Avete mai pensato che le aspettative su un titolo possano rivelarsi una pericolosa arma a doppio taglio? Vi siete mai chiesti se l’eccessivo hype per un videogame possa ripercuotersi sul videogame stesso, qualora quest’ultimo non raggiunga quel grado di “perfezione” tanto agognato dai fan?
Perdonate il doppio quesito a “olio crudo”, ma credo sia bene iniziare la nostra lettura con questi interrogativi, chiedendoci fino a che punto possano spingersi i danni cagionati da un marketing sopra le righe (e dalle conseguenti reazioni del pubblico).
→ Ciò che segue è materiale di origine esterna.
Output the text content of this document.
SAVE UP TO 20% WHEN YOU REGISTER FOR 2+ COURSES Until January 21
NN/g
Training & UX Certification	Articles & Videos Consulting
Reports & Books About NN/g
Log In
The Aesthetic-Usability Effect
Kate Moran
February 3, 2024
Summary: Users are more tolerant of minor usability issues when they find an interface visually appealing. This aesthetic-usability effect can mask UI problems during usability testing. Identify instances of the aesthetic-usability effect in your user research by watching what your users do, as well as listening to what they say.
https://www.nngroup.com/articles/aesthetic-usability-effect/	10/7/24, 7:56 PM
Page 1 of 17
Senza andare troppo indietro nel tempo, diciamo che un paio di nomi eccellenti ci vengono in mente. Fallout 76, Anthem ed il mai troppo citato Cyberpunk 2077 (per la cui recensione il nostro buon Daniele è ancora nel pieno del suo cammino di redenzione) sono alcuni tra gli esempi più lampanti di come il calcare troppo la mano nei proclami possa danneggiare non poco il prodotto finale, soprattutto se, a tutto questo, aggiungiamo uno sviluppo con qualche intoppo.
In Dying Light 2 c’erano tutte le premesse necessarie per bissare il successo del suo predecessore, colmandone le lacune ed implementando nuove meccaniche, così da rinnovare una formula già vincente senza il rischio di snaturarla.
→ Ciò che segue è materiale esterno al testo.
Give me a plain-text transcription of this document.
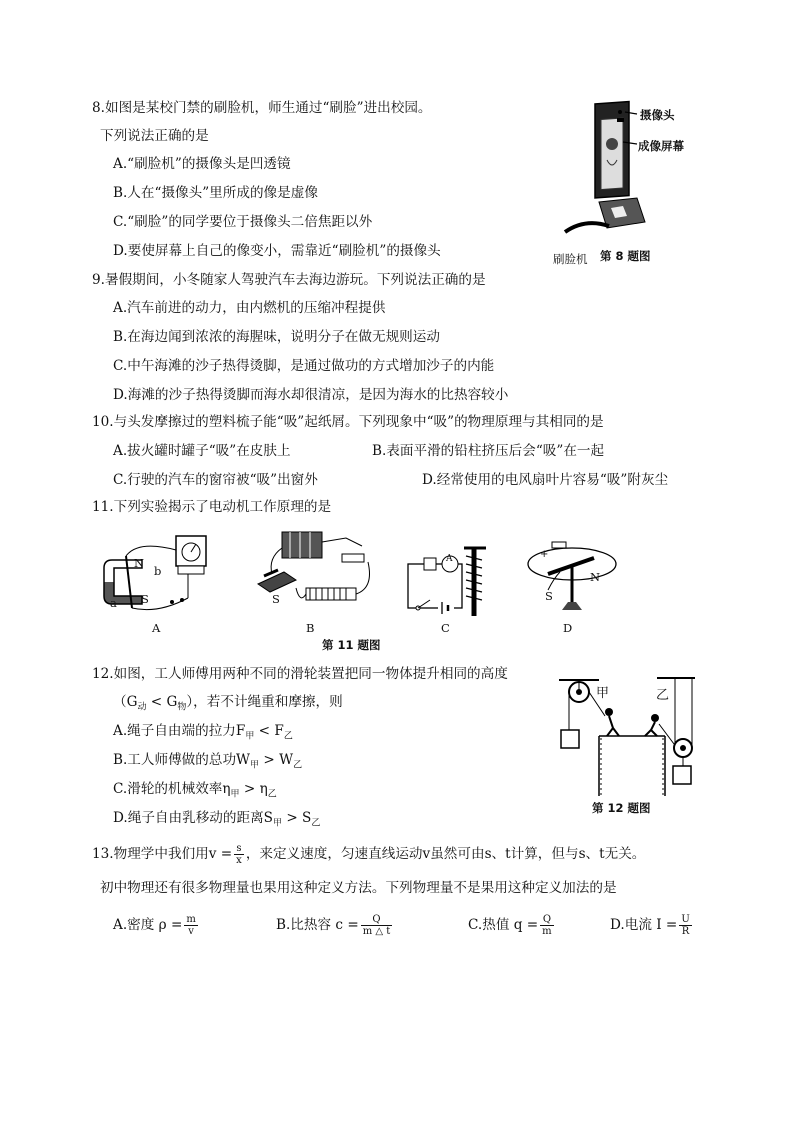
8.如图是某校门禁的刷脸机，师生通过“刷脸”进出校园。
下列说法正确的是
A.“刷脸机”的摄像头是凹透镜
B.人在“摄像头”里所成的像是虚像
C.“刷脸”的同学要位于摄像头二倍焦距以外
D.要使屏幕上自己的像变小，需靠近“刷脸机”的摄像头
摄像头
成像屏幕
刷脸机 第 8 题图
9.暑假期间，小冬随家人驾驶汽车去海边游玩。下列说法正确的是
A.汽车前进的动力，由内燃机的压缩冲程提供
B.在海边闻到浓浓的海腥味，说明分子在做无规则运动
C.中午海滩的沙子热得烫脚，是通过做功的方式增加沙子的内能
D.海滩的沙子热得烫脚而海水却很清凉，是因为海水的比热容较小
10.与头发摩擦过的塑料梳子能“吸”起纸屑。下列现象中“吸”的物理原理与其相同的是
A.拔火罐时罐子“吸”在皮肤上	B.表面平滑的铅柱挤压后会“吸”在一起
C.行驶的汽车的窗帘被“吸”出窗外	D.经常使用的电风扇叶片容易“吸”附灰尘
11.下列实验揭示了电动机工作原理的是
N
S
b
a	S
A	+
N
S
A	B	C	D
第 11 题图
12.如图，工人师傅用两种不同的滑轮装置把同一物体提升相同的高度
$(G_动 < G_物)$，若不计绳重和摩擦，则
A.绳子自由端的拉力$F_甲 < F_乙$
B.工人师傅做的总功$W_甲 > W_乙$
C.滑轮的机械效率$\eta_甲 > \eta_乙$
D.绳子自由乳移动的距离$S_甲 > S_乙$
甲	乙
第 12 题图
13.物理学中我们用$v = \frac{s}{x}$ ，来定义速度，匀速直线运动v虽然可由s、t计算，但与s、t无关。
初中物理还有很多物理量也果用这种定义方法。下列物理量不是果用这种定义加法的是
A.密度 $\rho = \frac{m}{v}$	B.比热容 $c = \frac{Q}{m \triangle t}$	C.热值 $q = \frac{Q}{m}$	D.电流 $I = \frac{U}{R}$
Ebbene, qualcosa non è andato per il verso giusto.
Il titolo Techland non riesce, per tutta una serie di fattori, a spiccare il volo che lo avrebbe consegnato all’eccellenza. I motivi di quanto ora scritto? Tutti riassumibili in un singolo concetto: inciampare in quelli che, almeno sulla carta, dovevano essere i tuoi punti di forza.
Ma, come di consueto, niente fretta: abbiamo un’intera recensione per parlarne!
Anno nuovo, Apocalisse zombie nuova!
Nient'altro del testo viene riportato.